Paul clearly has this moment in mind when he wrote that passage. God gave up for us what He would never ask us to give up for Him, His only son. The greatest act of love and mercy in all of history.
We become Isaac, bound on the wood and ready to die for our sins when God calls out to stop the knife and provide the better sacrifice on our behalf.

Conclusion

Let’s be honest, there’s a lot of people that look at the story of the binding of Isaac and even the story of Jesus and are horrified by what they see. That God would ask Abraham to even for a moment believe that his son would have to die, and for God to ask Jesus to be tortured and killed to satisfy His justice.

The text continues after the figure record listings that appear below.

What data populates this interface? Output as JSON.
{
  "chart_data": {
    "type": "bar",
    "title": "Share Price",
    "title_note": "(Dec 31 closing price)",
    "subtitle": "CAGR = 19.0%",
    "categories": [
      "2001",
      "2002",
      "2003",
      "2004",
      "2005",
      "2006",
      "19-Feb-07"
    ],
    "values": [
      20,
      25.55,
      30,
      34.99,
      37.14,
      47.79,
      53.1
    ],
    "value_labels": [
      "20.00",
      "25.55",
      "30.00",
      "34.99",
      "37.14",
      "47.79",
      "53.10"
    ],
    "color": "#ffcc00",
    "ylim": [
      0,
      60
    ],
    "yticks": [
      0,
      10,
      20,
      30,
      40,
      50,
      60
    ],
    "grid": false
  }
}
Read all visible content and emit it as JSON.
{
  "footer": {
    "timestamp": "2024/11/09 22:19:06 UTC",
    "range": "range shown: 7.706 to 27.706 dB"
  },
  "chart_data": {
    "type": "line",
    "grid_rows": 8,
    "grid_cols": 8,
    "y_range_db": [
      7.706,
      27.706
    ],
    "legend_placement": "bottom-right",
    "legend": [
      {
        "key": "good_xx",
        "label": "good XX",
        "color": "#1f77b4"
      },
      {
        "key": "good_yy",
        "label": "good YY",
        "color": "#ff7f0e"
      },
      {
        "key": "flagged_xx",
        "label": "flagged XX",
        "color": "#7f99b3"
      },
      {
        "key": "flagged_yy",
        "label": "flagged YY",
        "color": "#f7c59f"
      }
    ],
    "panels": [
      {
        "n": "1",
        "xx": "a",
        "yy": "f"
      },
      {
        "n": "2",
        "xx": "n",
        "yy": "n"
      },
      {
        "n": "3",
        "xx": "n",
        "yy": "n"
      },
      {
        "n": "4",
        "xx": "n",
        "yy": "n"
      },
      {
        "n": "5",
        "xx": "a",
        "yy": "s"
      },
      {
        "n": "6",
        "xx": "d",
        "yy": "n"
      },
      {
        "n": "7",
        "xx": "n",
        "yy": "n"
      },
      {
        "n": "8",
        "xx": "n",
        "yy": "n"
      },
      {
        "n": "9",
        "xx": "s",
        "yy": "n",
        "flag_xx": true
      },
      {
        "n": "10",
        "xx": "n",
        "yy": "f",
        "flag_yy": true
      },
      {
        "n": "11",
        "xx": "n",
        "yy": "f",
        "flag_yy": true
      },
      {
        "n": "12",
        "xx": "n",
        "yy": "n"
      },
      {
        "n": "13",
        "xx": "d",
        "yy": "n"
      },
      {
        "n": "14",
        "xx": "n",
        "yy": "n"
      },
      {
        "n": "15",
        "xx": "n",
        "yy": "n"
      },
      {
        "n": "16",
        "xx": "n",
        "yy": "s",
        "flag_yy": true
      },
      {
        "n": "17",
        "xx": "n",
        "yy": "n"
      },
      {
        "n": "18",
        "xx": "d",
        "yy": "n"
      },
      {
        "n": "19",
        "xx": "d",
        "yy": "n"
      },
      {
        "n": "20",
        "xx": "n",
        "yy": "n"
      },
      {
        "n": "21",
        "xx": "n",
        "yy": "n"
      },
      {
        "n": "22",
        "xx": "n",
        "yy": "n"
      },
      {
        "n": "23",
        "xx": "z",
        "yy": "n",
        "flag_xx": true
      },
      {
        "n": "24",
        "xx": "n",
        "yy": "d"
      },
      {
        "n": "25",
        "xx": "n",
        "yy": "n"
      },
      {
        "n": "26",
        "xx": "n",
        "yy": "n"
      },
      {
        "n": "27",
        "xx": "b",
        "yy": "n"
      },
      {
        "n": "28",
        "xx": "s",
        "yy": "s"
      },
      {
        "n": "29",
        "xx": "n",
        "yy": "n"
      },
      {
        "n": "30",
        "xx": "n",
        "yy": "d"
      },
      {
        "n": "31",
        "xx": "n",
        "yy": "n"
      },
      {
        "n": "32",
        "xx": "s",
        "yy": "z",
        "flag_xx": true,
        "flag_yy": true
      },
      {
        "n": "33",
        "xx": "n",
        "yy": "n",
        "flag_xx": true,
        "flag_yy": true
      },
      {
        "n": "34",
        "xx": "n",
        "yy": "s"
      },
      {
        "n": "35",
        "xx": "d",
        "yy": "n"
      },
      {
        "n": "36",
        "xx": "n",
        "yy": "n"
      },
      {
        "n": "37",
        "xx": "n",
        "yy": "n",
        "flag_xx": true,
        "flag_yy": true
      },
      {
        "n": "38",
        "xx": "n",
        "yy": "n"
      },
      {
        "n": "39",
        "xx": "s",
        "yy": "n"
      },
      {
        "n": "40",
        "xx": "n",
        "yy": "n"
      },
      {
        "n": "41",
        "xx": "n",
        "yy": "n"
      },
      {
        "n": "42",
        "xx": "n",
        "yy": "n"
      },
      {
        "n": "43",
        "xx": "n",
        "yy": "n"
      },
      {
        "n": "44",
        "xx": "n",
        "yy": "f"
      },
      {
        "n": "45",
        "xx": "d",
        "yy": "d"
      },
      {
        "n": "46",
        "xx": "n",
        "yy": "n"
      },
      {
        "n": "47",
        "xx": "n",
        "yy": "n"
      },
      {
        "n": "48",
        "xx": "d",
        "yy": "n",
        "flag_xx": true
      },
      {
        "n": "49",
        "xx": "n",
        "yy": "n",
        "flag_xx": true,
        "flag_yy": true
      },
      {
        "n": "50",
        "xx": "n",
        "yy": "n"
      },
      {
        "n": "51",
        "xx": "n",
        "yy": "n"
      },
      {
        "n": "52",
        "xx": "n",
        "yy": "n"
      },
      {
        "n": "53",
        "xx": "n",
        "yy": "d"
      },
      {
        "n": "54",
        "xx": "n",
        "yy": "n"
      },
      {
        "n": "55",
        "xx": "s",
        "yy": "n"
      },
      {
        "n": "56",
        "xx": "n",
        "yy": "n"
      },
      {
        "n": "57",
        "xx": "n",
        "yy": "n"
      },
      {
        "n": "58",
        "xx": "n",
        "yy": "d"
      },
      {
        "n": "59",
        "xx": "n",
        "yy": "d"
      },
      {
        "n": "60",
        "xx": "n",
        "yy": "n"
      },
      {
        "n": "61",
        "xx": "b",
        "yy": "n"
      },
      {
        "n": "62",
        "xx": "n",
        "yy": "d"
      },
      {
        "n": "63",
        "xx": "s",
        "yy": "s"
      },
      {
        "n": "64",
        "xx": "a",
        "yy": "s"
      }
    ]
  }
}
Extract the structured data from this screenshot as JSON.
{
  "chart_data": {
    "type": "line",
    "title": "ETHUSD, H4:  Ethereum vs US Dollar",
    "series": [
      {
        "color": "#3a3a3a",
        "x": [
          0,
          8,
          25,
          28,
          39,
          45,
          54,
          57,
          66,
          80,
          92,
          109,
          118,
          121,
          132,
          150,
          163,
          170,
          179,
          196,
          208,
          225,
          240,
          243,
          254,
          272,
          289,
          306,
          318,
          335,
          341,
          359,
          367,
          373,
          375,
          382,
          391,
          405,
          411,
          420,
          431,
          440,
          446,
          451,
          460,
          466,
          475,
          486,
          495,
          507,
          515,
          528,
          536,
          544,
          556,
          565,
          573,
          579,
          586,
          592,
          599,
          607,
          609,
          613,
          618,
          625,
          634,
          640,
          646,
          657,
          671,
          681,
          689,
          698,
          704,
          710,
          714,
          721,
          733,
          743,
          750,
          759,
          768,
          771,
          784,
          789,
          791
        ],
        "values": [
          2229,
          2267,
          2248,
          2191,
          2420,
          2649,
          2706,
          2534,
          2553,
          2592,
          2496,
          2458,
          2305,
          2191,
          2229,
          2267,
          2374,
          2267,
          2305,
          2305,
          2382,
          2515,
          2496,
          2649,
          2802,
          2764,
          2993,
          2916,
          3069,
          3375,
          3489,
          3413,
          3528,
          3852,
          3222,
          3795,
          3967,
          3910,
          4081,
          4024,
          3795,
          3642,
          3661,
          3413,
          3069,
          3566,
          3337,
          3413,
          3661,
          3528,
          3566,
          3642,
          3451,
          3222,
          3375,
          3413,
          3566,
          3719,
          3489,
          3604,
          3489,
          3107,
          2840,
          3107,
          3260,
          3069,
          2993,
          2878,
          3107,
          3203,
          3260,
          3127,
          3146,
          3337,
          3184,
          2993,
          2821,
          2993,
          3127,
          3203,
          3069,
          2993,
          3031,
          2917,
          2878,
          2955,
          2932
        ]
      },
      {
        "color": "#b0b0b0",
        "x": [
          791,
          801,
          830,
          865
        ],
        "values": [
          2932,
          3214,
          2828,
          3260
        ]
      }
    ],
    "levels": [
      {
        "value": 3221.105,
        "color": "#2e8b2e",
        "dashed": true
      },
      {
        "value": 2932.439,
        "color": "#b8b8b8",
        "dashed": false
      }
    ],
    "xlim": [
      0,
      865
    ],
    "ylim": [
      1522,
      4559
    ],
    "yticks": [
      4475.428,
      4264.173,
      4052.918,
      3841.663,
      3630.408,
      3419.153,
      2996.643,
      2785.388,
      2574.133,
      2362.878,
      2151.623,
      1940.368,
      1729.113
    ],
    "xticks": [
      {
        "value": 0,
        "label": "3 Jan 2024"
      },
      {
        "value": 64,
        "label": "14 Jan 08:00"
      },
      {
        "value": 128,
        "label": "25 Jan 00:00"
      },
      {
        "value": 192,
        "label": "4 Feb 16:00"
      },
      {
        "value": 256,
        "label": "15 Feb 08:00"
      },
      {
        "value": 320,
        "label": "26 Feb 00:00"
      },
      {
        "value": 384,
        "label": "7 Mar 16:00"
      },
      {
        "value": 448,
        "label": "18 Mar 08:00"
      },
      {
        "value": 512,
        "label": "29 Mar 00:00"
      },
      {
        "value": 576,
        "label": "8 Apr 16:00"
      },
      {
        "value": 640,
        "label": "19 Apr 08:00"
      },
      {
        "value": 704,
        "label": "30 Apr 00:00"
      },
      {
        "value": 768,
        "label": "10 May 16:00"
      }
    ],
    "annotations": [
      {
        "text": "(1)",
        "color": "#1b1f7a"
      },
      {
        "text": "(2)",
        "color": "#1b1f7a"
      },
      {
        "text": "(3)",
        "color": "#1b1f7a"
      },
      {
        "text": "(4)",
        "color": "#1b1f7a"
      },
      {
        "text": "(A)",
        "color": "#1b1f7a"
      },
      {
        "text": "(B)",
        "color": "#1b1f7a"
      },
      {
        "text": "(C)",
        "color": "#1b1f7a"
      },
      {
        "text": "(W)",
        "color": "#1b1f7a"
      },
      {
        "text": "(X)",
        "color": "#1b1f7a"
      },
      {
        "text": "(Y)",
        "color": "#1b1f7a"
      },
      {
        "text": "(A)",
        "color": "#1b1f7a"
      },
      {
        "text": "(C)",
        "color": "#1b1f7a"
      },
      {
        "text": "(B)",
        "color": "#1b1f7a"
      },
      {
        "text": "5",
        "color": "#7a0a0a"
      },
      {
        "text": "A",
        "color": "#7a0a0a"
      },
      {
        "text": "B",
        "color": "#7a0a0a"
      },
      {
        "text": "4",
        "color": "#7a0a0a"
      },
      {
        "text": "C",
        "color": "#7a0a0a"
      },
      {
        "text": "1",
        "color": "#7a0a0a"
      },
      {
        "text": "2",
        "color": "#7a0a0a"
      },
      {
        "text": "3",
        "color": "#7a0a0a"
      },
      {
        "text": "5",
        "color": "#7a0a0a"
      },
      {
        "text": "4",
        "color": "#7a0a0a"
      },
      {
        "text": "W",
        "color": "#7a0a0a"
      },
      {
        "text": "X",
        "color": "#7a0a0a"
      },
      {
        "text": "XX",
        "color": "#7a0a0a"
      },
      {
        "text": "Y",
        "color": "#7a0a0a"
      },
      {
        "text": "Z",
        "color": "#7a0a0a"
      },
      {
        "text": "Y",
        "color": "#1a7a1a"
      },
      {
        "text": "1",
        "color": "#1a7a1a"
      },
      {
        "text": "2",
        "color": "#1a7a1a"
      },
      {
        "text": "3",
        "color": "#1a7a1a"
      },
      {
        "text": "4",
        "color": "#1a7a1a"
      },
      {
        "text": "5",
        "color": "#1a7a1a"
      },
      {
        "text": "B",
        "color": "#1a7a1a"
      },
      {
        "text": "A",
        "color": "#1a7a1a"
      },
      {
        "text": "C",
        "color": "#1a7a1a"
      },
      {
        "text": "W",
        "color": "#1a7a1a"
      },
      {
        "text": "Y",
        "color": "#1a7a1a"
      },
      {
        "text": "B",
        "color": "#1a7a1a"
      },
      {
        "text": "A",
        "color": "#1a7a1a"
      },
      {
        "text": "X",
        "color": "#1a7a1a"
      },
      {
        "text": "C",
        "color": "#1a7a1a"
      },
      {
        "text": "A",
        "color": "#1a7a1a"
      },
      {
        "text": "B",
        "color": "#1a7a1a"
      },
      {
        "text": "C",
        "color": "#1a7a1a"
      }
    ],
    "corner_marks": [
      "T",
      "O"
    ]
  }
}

What I see in these pages is a powerful love story. Not in a sentimental emotional way, but in a real love way. It’s in this passage that God reveals to us the powerful love that He has for us, love so powerful that He’s willing to do whatever it takes to save us from our sins and our just punishment.
We see that God is willing to sacrifice His own son, whom He dearly loves, for our sake. We see that God in the person of Jesus is willing to silently endure the pain of the cross and the pain of seperation from the father on our behalf. We also see that God is willing to make a way for us where we saw no way before.
What are we willing to sacrifice in return? Are you willing to repent and give your whole life to Jesus? To die to sin and live to Christ? To give up wealth and success? Because these are all things people have been called to do for the cause of Christ. When we look at what great a cost Jesus paid for us how can we say no if we hear God calling us to give up the things that we treasure for Him?
I invite you to pray a dangerous prayer for me. Ask God to search your heart and your life and ask Him, God is there anything you want me to give up to follow you?